Former US Marine Corps pilot Daniel Dugan will be extradited from Australia to the United States over allegations that he illegally trained Chinese airmen. Australia’s Attorney General Mark Dreyfus approved the extradition on Monday, ending the Boston-born 55-year-old’s nearly two-year attempt to avoid being returned to the United States.
Duggan, who served in the Marine Corps for 12 years before immigrating to Australia and renouncing his US citizenship, has been in a maximum security prison since he was arrested in 2022 at his family home in the state of New South Wales. He is the father of six children.
Dreyfus confirmed in a statement Monday that he had approved the extradition, but did not say when Duggan would be transferred to the United States.
Warwick Ponder/Handout via REUTERS
“Duggan was given the opportunity to explain why he should not be released to the United States. In reaching my decision, I took into consideration all of the material before me,” Dreyfus said in the statement.

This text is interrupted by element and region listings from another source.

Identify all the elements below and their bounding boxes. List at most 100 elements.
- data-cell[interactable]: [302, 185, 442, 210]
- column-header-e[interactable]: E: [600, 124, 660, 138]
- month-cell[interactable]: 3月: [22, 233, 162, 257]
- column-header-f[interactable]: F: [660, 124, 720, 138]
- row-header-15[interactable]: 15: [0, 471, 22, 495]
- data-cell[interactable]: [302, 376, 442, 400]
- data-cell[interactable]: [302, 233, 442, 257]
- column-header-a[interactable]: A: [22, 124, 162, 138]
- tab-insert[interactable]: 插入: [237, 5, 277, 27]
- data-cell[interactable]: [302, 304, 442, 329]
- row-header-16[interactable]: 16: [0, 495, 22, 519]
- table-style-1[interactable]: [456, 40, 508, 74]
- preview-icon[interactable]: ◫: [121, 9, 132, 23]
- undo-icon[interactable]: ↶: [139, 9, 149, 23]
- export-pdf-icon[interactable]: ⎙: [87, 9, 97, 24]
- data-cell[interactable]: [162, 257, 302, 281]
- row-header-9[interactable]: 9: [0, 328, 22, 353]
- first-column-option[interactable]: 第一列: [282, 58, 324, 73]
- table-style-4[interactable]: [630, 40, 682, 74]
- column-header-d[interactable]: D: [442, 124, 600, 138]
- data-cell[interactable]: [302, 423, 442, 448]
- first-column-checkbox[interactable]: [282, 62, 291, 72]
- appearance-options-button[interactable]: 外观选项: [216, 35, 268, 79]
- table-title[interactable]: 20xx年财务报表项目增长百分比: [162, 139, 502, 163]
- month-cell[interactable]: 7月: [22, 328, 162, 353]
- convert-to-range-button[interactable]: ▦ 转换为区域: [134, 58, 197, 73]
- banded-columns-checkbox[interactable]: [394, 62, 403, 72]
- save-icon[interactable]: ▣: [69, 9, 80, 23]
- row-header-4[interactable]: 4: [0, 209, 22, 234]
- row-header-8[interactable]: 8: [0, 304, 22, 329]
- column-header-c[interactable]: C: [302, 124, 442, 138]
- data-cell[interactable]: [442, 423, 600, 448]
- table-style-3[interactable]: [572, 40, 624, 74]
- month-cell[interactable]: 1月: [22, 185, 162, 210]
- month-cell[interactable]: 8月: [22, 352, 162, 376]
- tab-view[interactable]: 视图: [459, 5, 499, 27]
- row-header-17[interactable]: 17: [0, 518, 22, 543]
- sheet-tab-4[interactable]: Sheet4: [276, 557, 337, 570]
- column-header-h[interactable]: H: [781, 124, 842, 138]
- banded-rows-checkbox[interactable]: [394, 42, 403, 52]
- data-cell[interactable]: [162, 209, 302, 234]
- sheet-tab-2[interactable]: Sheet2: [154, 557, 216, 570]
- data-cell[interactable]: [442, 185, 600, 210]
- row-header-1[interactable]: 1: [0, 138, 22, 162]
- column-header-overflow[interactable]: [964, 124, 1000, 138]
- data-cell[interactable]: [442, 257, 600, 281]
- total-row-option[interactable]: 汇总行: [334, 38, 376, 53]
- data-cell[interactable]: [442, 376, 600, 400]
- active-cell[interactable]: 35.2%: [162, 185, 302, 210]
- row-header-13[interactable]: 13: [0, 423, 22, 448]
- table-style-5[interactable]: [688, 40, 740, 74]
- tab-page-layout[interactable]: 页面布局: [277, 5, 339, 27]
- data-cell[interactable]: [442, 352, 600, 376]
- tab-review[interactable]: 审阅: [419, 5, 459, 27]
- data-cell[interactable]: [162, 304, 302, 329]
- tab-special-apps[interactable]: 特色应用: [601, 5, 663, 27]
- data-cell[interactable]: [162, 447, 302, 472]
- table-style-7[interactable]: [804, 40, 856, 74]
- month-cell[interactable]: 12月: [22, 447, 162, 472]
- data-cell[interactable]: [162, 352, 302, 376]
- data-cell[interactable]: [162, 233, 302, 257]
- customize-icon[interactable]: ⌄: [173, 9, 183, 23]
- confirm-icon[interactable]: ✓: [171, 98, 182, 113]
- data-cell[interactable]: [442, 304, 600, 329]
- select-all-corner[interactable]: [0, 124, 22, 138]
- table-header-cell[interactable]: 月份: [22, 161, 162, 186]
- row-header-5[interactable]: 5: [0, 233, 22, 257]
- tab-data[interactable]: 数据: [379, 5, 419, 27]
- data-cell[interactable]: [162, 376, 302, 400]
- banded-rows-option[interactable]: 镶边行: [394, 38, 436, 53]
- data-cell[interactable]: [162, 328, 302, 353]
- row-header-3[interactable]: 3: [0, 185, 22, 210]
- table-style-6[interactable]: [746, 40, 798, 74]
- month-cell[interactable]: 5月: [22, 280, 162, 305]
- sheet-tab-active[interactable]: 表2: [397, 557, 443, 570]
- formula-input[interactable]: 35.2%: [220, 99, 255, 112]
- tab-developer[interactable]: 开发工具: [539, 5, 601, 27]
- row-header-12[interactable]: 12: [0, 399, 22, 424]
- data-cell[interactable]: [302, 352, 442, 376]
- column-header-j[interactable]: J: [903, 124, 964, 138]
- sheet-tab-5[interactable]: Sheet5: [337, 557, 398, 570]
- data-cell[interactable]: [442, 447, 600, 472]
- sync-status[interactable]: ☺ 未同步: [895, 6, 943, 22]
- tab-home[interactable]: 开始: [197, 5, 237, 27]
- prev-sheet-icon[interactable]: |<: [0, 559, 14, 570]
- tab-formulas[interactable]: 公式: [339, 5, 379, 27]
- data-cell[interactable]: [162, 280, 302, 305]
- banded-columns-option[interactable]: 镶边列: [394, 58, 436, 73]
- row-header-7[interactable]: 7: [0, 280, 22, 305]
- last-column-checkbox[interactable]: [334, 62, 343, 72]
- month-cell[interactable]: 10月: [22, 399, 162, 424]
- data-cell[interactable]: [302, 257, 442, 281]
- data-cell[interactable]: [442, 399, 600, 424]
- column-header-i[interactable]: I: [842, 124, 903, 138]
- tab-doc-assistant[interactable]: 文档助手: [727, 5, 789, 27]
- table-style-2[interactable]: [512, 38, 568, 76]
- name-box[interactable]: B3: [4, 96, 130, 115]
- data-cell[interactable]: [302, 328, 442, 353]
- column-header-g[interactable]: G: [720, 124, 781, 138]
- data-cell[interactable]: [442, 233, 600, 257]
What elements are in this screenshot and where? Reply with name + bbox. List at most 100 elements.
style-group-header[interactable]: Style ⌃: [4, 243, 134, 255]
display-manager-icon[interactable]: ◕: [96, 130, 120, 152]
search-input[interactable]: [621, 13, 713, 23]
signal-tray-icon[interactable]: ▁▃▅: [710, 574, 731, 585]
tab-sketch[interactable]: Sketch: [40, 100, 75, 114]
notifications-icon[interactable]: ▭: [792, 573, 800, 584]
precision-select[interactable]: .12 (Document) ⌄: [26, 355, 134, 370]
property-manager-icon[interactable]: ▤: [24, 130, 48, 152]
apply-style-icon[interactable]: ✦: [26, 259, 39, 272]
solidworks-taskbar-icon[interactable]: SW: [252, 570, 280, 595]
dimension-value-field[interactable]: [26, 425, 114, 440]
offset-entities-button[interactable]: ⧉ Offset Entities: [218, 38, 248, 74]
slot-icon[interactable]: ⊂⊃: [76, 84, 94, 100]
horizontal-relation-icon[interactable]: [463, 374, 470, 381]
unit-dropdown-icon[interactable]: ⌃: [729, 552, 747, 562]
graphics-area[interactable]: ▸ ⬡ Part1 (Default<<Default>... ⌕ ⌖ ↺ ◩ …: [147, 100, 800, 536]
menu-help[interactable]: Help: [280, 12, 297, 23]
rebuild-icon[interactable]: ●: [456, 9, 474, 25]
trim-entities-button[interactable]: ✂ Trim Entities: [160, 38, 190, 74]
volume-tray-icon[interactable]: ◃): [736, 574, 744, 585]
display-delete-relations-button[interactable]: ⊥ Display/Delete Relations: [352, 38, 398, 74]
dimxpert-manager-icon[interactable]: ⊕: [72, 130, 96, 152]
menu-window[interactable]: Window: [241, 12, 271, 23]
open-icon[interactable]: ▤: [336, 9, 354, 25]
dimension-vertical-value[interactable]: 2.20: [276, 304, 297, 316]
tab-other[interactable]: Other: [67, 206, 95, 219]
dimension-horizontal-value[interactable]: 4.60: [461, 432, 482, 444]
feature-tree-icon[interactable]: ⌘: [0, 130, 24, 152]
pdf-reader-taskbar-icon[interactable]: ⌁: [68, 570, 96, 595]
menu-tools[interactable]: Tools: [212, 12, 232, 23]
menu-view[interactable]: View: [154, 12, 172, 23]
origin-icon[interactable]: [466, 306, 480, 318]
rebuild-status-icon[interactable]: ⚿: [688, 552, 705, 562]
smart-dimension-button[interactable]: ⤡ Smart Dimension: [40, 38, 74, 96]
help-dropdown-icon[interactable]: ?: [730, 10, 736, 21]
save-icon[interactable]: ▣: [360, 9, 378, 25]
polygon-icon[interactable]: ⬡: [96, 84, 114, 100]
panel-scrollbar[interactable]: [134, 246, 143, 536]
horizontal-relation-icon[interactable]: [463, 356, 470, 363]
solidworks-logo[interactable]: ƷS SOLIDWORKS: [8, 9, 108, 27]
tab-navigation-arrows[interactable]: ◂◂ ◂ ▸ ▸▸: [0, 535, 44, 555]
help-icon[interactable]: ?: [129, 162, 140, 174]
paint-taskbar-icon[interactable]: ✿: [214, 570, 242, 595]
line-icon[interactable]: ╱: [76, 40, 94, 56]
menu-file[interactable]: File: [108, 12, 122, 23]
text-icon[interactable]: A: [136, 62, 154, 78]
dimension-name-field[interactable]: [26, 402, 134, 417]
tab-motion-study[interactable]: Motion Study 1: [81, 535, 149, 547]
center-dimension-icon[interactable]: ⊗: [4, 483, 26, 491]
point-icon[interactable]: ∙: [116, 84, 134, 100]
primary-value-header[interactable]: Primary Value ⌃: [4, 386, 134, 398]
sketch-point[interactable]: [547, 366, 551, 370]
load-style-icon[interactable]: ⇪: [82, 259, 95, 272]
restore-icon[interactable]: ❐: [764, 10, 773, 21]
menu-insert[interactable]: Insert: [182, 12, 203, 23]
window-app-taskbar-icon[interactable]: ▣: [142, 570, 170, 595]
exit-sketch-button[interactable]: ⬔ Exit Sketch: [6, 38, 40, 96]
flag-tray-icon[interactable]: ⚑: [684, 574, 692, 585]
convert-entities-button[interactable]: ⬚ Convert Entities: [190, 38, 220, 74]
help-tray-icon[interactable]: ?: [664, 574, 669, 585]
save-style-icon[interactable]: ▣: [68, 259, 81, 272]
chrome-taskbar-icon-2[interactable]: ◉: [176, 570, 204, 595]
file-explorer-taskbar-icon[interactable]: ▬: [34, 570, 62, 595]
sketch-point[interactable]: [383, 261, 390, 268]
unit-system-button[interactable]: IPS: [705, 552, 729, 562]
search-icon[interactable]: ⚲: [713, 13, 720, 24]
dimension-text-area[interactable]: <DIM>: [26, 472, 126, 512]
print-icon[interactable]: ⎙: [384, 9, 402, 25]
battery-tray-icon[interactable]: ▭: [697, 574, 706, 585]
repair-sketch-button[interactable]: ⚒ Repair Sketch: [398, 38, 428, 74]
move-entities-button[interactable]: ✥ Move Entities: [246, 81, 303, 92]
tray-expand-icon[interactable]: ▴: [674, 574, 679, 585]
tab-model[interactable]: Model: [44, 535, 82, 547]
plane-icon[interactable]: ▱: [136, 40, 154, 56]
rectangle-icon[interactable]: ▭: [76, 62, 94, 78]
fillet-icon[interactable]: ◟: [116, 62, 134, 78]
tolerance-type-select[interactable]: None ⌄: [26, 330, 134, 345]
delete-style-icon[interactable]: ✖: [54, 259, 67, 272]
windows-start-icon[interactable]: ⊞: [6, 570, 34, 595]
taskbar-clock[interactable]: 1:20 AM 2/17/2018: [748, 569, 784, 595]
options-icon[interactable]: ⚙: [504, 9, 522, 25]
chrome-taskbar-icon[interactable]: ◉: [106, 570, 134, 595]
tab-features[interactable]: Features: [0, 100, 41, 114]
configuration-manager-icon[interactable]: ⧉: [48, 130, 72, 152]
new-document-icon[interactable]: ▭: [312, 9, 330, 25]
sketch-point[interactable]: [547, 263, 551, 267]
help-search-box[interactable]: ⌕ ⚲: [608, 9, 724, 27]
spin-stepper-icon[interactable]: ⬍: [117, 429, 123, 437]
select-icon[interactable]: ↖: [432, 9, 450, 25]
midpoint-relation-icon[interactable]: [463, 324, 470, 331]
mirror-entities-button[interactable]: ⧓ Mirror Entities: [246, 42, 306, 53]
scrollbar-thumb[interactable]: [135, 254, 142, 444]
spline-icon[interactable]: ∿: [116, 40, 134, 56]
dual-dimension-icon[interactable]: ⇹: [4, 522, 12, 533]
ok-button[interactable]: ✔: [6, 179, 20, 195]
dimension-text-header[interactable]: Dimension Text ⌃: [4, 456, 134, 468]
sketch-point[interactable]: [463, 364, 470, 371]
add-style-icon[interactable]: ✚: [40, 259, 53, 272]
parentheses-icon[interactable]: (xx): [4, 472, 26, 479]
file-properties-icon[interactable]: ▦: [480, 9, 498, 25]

In May, a Sydney judge ruled Duggan could be extradited to the United States, leaving an appeal to the attorney general as Duggan’s last hope of remaining in Australia. In a 2016 indictment from the United States District Court in Washington, D.C., unsealed in late 2022, prosecutors said Duggan conspired with others to provide training to Chinese military pilots in 2010 and 2012, and possibly on other occasions, without apply for the appropriate license.
Prosecutors say he received payments totaling the equivalent of $61,000 and international travel from another conspirator for what was sometimes described as “personal development training.”
If convicted, Duggan faces up to 60 years in prison.
He denies the allegations. “We feel abandoned by the Australian government and deeply disappointed that they have completely failed in their duty to protect an Australian family,” his wife, Saffrine Duggan, said in a statement Monday. “We are now considering our options.”